If you live in a city or town, a good place to start is city hall. City governments generally provide urban services such as water and sewer, road repair, and neighborhood parks within individual city limits.
Within the boundaries of Clark County, you’ll find not only cities, but numerous special service districts, including fire, school and cemetery districts, which provide specific services. Each has its own board and authority.
The Clark County connection
Clark County government is the only local jurisdiction that deals with the county's entire geographic area. Its structure is complex, with 24 elected officials, 13 regional councils and districts, and numerous appointed boards. The elected officials are the Assessor, Auditor, Treasurer, Clerk, Prosecuting Attorney, Sheriff, District Court and Superior Court judges and the Board of County Councilors.

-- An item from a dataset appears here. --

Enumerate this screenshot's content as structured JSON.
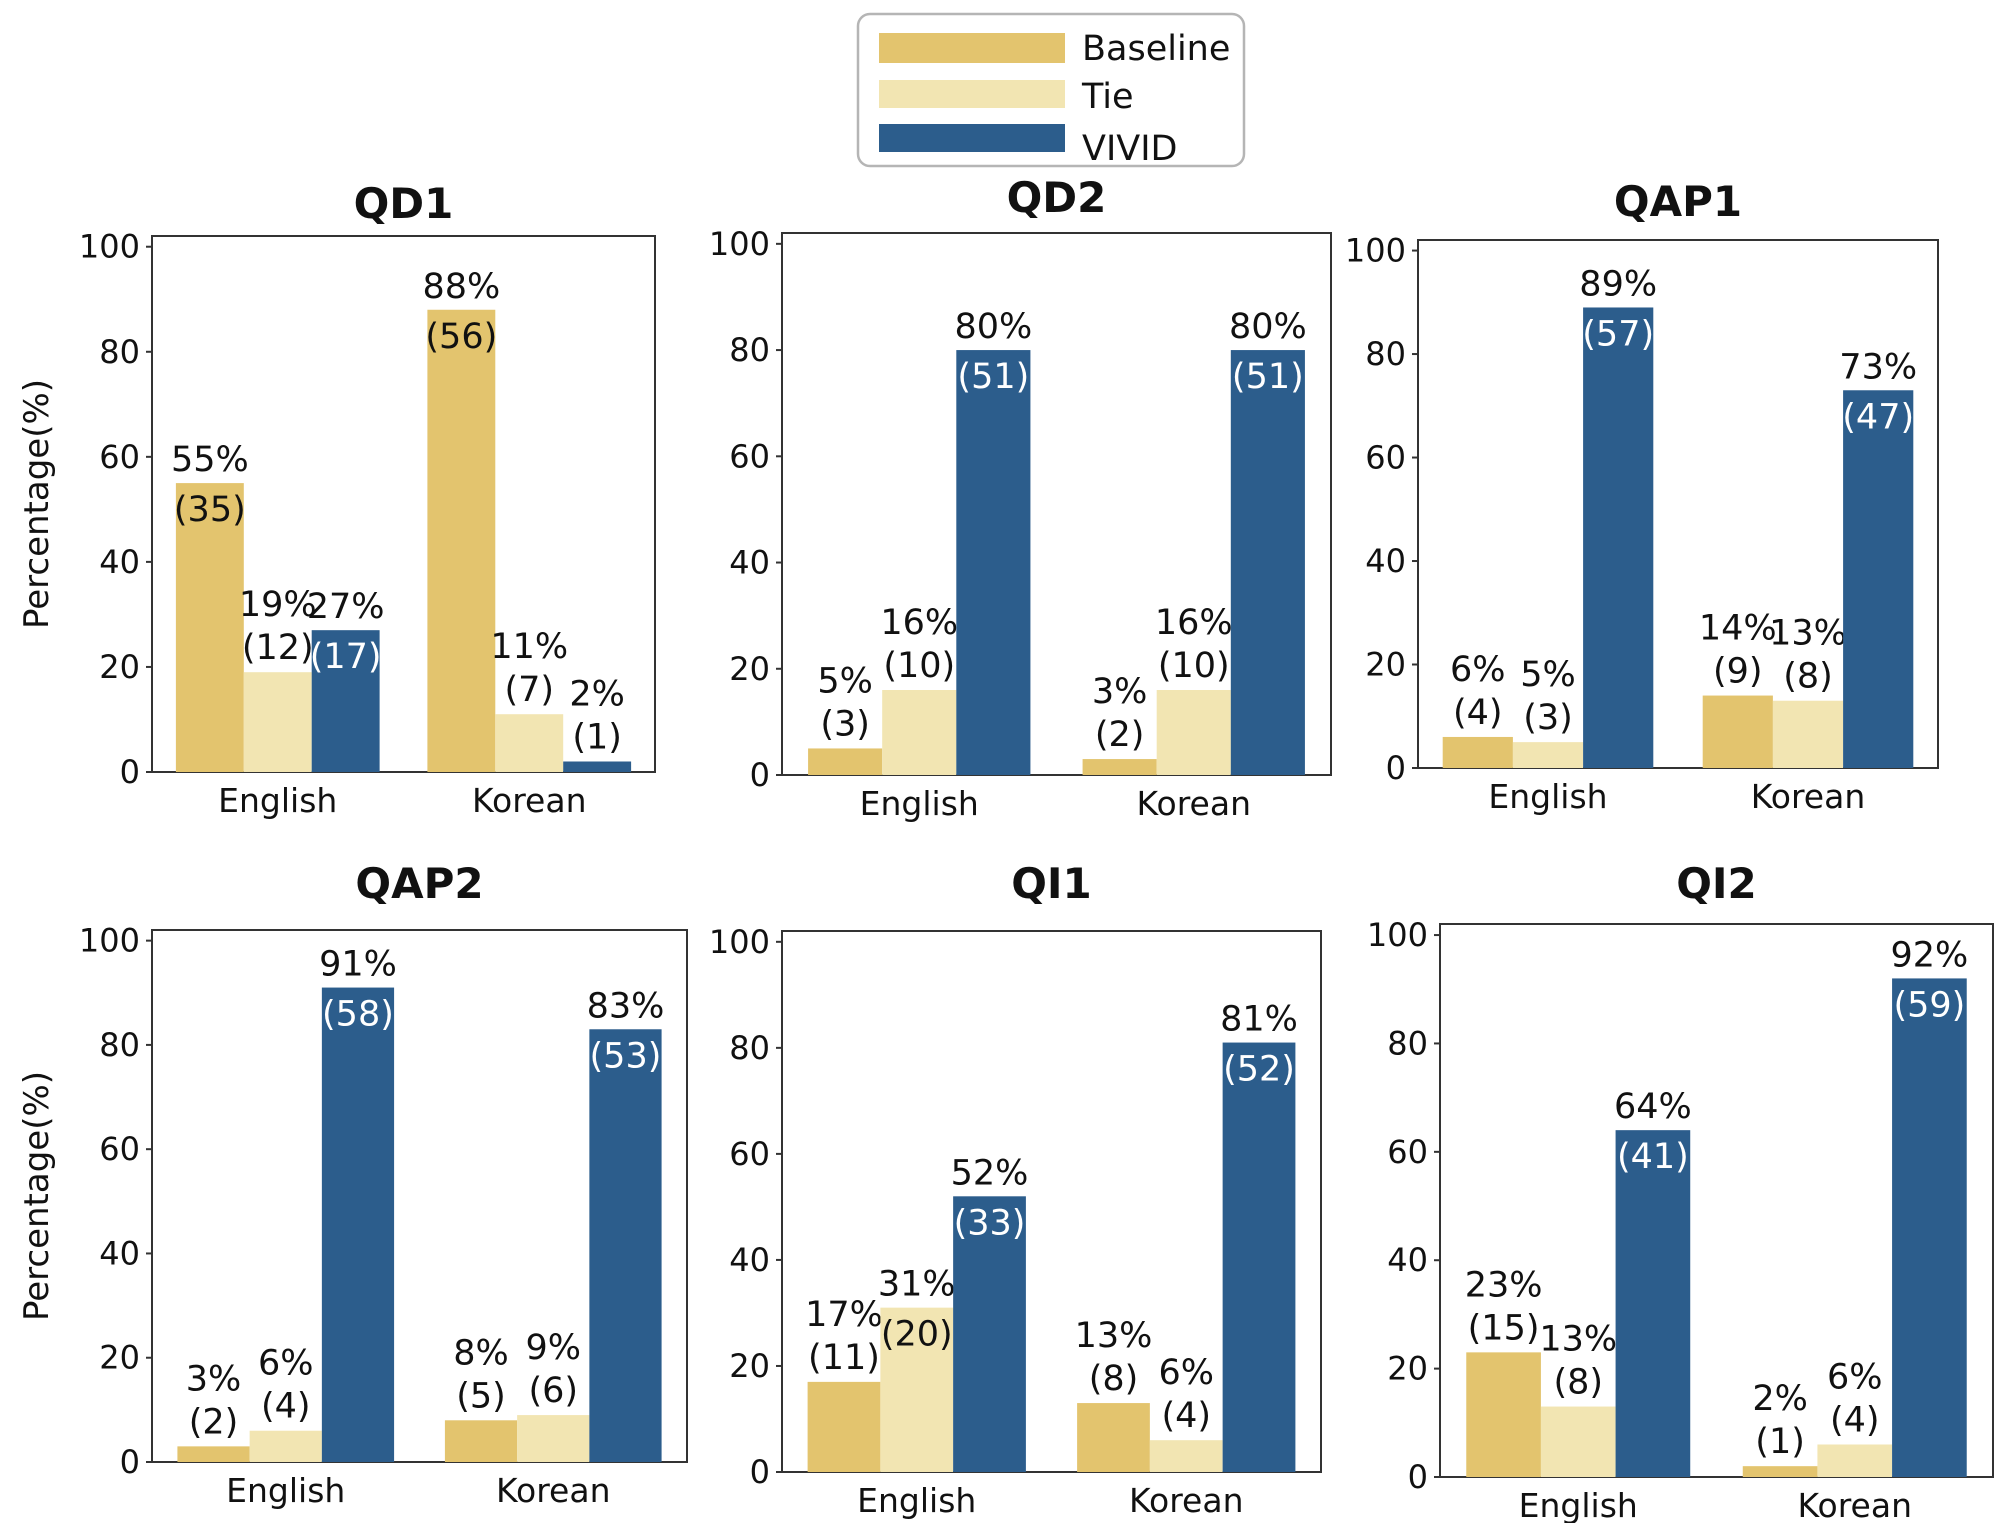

The county provides regional services with more than 600 programs. Many provide services to all residents, whether they live in a city or the unincorporated area. Some of these services are mandated by the state, including courts, adult and juvenile jails and land-use planning.
The three-member Board of County Councilors has overall responsibility for departments not managed by other elected officials, such as Public Works and Community Services. The board also has responsibility for adoption of the biennial county budget and all county ordinances. Appointed by the board, a county manager has direct day-to-day management responsibilities for these departments. In January 2016, the board will increase to five members, with an elected chair.

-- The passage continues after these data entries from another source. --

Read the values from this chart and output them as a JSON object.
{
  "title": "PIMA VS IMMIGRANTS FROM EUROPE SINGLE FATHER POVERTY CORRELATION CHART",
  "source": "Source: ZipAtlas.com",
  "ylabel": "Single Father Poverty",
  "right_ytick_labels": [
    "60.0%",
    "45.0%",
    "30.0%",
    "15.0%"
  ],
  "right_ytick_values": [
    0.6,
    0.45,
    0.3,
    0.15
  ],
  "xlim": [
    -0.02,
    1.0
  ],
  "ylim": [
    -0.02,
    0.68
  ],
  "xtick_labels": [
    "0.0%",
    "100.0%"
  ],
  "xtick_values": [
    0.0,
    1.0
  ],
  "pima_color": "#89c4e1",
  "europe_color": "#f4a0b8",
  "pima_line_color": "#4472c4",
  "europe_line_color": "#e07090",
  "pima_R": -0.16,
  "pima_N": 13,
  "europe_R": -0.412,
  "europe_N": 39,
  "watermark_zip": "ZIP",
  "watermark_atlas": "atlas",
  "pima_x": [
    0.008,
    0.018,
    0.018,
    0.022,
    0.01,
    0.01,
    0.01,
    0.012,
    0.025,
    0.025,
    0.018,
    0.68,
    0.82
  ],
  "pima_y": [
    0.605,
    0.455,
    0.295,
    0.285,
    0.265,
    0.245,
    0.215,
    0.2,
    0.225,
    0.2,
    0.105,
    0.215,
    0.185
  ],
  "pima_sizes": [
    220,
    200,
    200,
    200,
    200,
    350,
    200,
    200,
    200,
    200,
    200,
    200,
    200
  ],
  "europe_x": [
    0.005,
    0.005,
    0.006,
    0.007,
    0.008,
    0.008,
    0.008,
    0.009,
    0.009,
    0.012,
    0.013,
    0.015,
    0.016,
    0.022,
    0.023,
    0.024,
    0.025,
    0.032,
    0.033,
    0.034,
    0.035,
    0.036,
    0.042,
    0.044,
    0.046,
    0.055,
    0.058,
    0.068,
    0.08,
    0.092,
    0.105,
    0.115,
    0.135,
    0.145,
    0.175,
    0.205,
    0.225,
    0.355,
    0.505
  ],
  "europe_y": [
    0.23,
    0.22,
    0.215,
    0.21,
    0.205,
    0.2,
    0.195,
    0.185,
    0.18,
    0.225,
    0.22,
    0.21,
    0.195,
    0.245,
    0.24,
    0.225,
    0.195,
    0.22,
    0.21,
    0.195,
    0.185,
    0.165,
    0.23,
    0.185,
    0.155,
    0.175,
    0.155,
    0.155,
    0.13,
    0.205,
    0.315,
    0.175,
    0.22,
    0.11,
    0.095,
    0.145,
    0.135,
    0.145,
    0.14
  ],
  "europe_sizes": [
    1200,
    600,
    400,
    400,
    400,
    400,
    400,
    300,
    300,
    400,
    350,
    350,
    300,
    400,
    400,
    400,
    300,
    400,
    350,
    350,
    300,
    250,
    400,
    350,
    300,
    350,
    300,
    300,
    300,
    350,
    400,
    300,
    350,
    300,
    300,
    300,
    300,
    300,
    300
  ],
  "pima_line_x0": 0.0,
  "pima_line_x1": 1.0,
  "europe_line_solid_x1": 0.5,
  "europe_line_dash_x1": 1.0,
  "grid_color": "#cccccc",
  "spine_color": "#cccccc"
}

Like the federal and state governments, the county and cities in it have different responsibilities. But they also work as partners to make the best use of public resources. For example, the Clark Regional Emergency Services Agency, which provides 9-1-1 emergency dispatch and other emergency programs, is made possible by a series of interlocal agreements among the county, cities, local law enforcement, fire districts and related agencies.
To find out more about the specific types of services county departments provide, please look at the Clark County organization chart. The chart lists all county departments, elected officials and telephone numbers. It’s a good place to start when determining whom to call and how to get involved.